Monday, June 20, 2011

WORLD REFUGEE DAY 2011

Red News Readers,

Doug Cameron is not speaking in accordance with Labor Policy here, nor the policy of Labor for Refugees

Jenny Haines


Thousands turn out for World Refugee Day

ABC News, 20.6.11

The World Refugee Day rallies on Sunday saw about 1,000 people protest in Melbourne, another 1,000 in Sydney, 100 in Adelaide and a smaller crowd in Darwin.

In Melbourne, prominent human rights lawyer Julian Burnside warned Australia will take a huge step backwards if the Government's Malaysia solution goes ahead, while in Darwin, a man being held in detention there jumped the fence to talk to protesters.

The single Iraqi father, who introduced himself as Raheem, carried his young daughter to meet the small group of people gathered outside Darwin's Airport Lodge.

The hotel is used to house asylum seekers who do not fit into the city's overflowing detention centre.

Raheem told the group he suffers insomnia after almost a year in detention.

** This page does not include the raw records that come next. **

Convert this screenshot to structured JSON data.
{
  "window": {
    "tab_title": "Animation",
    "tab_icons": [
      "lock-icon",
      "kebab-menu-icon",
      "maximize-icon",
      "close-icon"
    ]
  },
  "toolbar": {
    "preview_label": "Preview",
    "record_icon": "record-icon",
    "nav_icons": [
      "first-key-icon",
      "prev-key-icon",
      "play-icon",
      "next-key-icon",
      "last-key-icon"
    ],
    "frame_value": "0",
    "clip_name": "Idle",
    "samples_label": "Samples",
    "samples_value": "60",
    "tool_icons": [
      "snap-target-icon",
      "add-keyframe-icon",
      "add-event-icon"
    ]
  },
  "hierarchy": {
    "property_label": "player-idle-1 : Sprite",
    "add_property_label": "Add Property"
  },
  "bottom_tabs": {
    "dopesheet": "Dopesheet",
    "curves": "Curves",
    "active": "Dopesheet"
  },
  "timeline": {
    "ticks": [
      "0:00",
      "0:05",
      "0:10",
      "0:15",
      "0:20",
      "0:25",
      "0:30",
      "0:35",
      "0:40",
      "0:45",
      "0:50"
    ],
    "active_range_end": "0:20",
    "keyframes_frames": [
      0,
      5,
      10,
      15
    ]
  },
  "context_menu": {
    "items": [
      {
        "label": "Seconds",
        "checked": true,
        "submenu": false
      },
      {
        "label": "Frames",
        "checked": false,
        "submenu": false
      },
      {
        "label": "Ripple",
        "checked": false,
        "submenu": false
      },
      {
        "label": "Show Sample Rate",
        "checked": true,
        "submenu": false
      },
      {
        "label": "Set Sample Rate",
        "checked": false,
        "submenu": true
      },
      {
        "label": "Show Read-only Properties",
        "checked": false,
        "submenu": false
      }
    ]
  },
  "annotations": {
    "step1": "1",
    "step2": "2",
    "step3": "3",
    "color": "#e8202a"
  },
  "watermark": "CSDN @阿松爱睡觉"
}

"Ten months. No mother. Problem for baby. No sleep tonight. Problem," he said.

"What have they done wrong?" he said, referring to children in detention.


'Groundhog Day'

In Melbourne and Sydney, thousands turned out to protest the Government's asylum seeker deal with Malaysia.

The UN refugee agency has criticised the deal that will see 800 asylum seekers who arrive by boat in Australia transferred to Malaysia for processing. In return, Australian plans to take 4,000 people already granted refugee status in Malaysia.

Prominent human rights lawyer Julian Burnside told Melbourne's World Refugee Day rally that 10 years after the Howard government's children overboard incident, nothing had changed.

"Welcome to Groundhog Day," he told the crowd.

"Here we are at the start of refugee week about to take an enormous step backwards with the Government's idea of the Malaysian solution."

Mr Burnside said the Malaysia solution was worse than the Opposition's alternative to reopen Nauru "only in the sense that garrotting is worse than hanging".

He said anyone who fled war and was forced to live indefinitely in Indonesia without legal access to a job or schools would become desperate enough to make a dash for safety across dangerous seas to Australia.

He said he wanted to ask Prime Minister Julia Gillard and Opposition Leader Tony Abbott what they would do in that situation.

"If (Ms Gillard) were in that position, what would she do? What would you do? Wouldn't you want to make a run for safety? Wouldn't you want to get your kids to safety, wouldn't you want to do what it takes to get yourself to safety and make sure you have a life," he asked the rally.

"If you got an honest answer from (Tony Abbott) ... he might say that he'd make a dash for it as well, because Tony Abbott, like all of us, has the human impulse for survival and that's what refugees are all about.

"So why do we have to mistreat the people who do nothing more than what we would do if we were unlucky enough to be in their shoes."


'Playing politics'

Also in Melbourne, Federal Greens MP Adam Bandt tried to turn the tide by harking back to the golden days of Australian immigration.

"What would Carlton be like if we didn't open our arms to refugees? What would Richmond be like," he said.

He told the rally allowing people to live in the community while their asylum claims were processed was the humane, practical and cheap alternative to detention.

"No-one's ever accused me of being an economic rationalist before but what is very clear is that it's also the cheapest alternative when we have a Government spending a billion dollars on offshore processing while we can't find enough money for schools," he said.

Mr Bandt said now was a great time to have a seismic shift in Australian politics and to end mandatory detention once and for all.

Greens Senator Sarah Hanson-Young told the Sydney rally the Federal Government should stop jumping at the ghosts of the former Howard government with its asylum seeker policies.

"Don't simply brush this off as another political fight. It's time that politicians started acting with decency, respect, compassion, spine and stopped playing politics with people's lives," she said.


Labor left

Earlier, Labor Senator Doug Cameron reiterated the party's left faction will only support the Federal Government's proposed asylum seeker swap deal with Malaysia if it is backed by the UN's refugee agency.

The Government is still negotiating the terms of the agreement with the Malaysian government and says it is working with the UNHCR to make sure asylum seekers taken to Malaysia are treated humanely.

Senator Cameron says it is vital to get the UNHCR on board.

"What we've said is that any Malaysian agreement must include the UNHCR. They have to sign off on it, it has to be consistent with our international obligations," he told Sky News.

He also dismissed the Opposition's plan to reopen the detention centre on Nauru, which unlike Malaysia is in the process of signing up to the UN convention on refugees.

"Sending people to Nauru, putting them out of sight out of mind for five years until they end up mentally disturbed, is not the way we want to go," he said.